Section 450. Liquidators in creditors voluntary winding up

(1) The company shall and the creditors may at their respective meetings nominate a person to be a liquidator for the purpose of winding up the affairs and distributing the assets of the company.

(2) If the creditors and the company nominate different persons, the person nominated by the creditors shall be liquidator and if no person is nominated by the creditors, the person nominated by the company shall be liquidator.

(3) Notwithstanding subsections (1) and (2), where different persons are nominated, any director, member or creditor may apply to the Court for an order directing that the person nominated as liquidator by the company shall be the liquidator or jointly with the person nominated by the creditors within seven days from the date on which the nomination was made by the creditors.

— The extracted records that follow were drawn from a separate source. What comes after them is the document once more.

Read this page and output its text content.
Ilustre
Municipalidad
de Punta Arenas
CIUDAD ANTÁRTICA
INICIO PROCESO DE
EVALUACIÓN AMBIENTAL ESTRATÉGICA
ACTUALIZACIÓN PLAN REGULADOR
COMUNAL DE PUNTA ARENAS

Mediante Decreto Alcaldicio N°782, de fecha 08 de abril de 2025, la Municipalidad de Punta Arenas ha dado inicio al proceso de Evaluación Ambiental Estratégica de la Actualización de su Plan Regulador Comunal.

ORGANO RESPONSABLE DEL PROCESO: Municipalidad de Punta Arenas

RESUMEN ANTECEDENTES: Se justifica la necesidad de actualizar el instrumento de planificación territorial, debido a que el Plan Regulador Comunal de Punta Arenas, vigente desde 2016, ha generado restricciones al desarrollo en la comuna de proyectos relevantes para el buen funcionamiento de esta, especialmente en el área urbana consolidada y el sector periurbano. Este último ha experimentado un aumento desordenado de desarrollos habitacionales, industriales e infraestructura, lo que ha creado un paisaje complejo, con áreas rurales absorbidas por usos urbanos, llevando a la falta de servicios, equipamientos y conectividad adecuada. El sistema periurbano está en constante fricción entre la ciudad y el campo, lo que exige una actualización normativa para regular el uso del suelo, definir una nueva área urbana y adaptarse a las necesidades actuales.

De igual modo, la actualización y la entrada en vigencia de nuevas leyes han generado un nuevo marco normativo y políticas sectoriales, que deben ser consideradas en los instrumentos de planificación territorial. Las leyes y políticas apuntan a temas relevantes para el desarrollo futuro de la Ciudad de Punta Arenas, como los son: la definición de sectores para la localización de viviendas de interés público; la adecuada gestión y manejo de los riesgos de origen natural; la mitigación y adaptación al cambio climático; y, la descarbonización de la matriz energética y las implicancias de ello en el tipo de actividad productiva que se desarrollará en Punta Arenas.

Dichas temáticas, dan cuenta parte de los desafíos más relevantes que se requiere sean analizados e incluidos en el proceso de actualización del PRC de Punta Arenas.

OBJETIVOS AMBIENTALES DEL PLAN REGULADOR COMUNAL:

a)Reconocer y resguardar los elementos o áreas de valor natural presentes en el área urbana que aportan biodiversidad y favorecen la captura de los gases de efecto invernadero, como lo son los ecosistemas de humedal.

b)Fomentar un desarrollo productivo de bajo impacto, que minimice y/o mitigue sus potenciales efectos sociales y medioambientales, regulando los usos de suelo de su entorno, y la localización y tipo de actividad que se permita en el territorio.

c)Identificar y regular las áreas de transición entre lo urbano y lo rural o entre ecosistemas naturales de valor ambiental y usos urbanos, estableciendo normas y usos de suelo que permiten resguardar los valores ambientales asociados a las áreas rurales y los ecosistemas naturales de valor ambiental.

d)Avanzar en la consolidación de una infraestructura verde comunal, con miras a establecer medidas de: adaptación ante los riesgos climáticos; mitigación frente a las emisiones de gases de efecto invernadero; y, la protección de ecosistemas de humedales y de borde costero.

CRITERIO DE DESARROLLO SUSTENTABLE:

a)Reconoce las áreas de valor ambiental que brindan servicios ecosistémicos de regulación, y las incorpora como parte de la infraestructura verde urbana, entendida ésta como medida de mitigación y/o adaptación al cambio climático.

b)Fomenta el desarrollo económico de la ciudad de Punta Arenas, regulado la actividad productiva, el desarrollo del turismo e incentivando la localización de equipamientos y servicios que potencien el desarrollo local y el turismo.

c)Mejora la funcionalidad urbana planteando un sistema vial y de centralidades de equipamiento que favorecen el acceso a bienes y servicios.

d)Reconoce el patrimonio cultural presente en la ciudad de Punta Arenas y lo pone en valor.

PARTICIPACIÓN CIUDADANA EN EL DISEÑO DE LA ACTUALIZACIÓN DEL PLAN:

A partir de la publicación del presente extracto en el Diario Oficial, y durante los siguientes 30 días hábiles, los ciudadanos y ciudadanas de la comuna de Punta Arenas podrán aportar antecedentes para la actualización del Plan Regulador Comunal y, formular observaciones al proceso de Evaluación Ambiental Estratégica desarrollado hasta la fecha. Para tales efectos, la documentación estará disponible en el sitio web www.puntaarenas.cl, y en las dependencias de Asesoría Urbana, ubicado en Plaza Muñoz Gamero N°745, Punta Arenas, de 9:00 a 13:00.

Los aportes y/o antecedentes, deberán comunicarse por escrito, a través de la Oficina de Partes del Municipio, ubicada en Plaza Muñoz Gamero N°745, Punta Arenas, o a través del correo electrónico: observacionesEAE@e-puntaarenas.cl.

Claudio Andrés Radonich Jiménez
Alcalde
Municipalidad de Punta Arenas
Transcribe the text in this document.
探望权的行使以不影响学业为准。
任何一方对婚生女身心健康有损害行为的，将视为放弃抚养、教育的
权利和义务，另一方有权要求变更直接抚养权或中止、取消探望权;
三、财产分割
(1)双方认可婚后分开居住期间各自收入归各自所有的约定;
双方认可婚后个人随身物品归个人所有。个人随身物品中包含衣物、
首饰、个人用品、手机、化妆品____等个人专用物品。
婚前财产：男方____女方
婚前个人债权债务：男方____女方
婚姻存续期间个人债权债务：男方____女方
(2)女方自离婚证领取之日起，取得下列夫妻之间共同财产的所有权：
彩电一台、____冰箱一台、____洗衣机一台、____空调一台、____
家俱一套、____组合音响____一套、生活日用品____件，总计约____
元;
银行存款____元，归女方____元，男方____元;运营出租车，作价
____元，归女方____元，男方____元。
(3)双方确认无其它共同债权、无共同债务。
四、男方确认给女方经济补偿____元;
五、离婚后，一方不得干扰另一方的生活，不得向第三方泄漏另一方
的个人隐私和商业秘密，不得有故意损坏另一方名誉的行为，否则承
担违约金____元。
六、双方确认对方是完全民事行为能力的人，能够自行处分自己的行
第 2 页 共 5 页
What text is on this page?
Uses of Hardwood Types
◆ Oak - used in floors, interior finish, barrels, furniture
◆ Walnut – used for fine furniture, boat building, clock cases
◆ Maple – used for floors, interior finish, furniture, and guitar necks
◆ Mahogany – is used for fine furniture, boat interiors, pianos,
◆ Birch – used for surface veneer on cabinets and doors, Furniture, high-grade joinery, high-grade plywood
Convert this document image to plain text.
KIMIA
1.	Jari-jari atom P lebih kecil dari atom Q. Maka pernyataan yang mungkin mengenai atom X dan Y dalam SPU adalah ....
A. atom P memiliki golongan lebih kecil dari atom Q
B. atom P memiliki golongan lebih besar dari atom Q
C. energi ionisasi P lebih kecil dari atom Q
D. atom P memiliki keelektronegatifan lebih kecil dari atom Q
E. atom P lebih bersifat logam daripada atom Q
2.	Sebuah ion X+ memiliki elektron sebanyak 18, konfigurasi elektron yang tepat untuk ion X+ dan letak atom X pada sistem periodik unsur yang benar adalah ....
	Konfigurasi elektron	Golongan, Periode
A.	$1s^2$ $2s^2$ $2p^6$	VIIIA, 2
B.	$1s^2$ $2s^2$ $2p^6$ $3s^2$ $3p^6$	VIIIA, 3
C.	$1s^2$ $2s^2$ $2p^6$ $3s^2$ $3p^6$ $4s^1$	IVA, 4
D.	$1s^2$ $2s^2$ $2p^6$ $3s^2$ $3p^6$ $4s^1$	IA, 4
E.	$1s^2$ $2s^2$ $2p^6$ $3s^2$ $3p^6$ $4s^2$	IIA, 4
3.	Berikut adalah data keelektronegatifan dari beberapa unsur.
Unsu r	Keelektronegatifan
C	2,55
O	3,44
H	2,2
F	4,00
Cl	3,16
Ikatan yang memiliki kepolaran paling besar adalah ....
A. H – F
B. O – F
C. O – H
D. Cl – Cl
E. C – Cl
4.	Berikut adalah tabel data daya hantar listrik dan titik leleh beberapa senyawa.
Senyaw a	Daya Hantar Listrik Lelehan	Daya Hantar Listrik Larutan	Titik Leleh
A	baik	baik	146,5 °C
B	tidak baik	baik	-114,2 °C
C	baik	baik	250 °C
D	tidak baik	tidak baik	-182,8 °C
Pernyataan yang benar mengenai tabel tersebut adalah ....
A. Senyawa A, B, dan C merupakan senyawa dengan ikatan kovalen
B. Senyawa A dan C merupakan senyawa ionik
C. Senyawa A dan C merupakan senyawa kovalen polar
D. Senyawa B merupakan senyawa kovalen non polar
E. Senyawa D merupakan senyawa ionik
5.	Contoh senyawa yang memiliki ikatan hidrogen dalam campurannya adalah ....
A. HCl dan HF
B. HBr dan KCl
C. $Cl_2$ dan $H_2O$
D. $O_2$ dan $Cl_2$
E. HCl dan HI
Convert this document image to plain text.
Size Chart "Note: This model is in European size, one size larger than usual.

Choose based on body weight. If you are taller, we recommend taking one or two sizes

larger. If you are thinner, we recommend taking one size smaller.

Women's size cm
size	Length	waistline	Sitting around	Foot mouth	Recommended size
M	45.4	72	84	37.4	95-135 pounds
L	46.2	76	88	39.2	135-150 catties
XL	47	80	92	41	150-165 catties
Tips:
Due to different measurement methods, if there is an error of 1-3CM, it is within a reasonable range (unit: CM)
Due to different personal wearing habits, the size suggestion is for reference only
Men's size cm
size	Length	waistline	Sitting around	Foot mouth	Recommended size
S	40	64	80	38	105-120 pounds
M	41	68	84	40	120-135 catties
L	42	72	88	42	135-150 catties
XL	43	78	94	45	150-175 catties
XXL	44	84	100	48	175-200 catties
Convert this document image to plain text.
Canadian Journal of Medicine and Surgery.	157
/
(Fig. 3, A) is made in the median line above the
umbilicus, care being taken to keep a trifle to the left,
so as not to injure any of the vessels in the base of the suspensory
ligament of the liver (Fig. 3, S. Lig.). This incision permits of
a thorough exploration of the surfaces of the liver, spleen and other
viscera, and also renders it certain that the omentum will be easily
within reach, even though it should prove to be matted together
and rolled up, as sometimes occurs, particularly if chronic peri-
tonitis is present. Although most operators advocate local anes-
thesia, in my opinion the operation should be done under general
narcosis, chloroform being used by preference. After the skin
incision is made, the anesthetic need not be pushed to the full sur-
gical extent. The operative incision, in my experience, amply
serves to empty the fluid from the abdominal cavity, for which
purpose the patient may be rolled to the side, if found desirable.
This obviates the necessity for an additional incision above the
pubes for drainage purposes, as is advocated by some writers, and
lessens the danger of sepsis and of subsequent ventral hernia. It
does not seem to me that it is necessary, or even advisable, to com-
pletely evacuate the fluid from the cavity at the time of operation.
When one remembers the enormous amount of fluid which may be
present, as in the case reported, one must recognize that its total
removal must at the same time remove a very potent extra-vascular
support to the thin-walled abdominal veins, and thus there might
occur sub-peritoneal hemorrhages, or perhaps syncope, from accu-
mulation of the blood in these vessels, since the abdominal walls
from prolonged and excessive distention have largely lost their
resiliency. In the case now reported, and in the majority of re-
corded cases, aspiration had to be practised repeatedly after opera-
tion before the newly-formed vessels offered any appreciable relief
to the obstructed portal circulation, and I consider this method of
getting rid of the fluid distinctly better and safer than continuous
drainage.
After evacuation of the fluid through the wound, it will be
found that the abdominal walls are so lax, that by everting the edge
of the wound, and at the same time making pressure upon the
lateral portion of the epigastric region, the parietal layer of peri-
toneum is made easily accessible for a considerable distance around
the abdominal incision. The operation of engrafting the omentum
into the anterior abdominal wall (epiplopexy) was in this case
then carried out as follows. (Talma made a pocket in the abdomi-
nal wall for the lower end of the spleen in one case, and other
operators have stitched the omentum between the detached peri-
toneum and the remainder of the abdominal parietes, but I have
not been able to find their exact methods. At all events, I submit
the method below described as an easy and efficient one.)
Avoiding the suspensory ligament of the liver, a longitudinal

(4) The liquidator may, or if requested by any creditor or contributory shall, summon separate meetings of the creditors and contributors for the purpose of determining whether or not the creditors or contributories require the appointment of a committee of inspection as provided in Tenth Schedule, to act with the liquidator, and if so who are to be members of the committee.

(5) The committee of inspection, or if there is no such committee, the creditors may fix the remuneration to be paid to the liquidator.

(6) On the appointment of a liquidator, all the powers of the directors shall cease, except if the continuance of the powers is approved by—

(a) the committee of inspection; or

(b) if there is no such committee, the creditors.

(7) If a liquidator, other than a liquidator appointed by or by the direction of the Court dies, resigns or otherwise vacates the office, the creditors may fill the vacancy and for such purpose a meeting of the creditors may be summoned by any two of the creditors.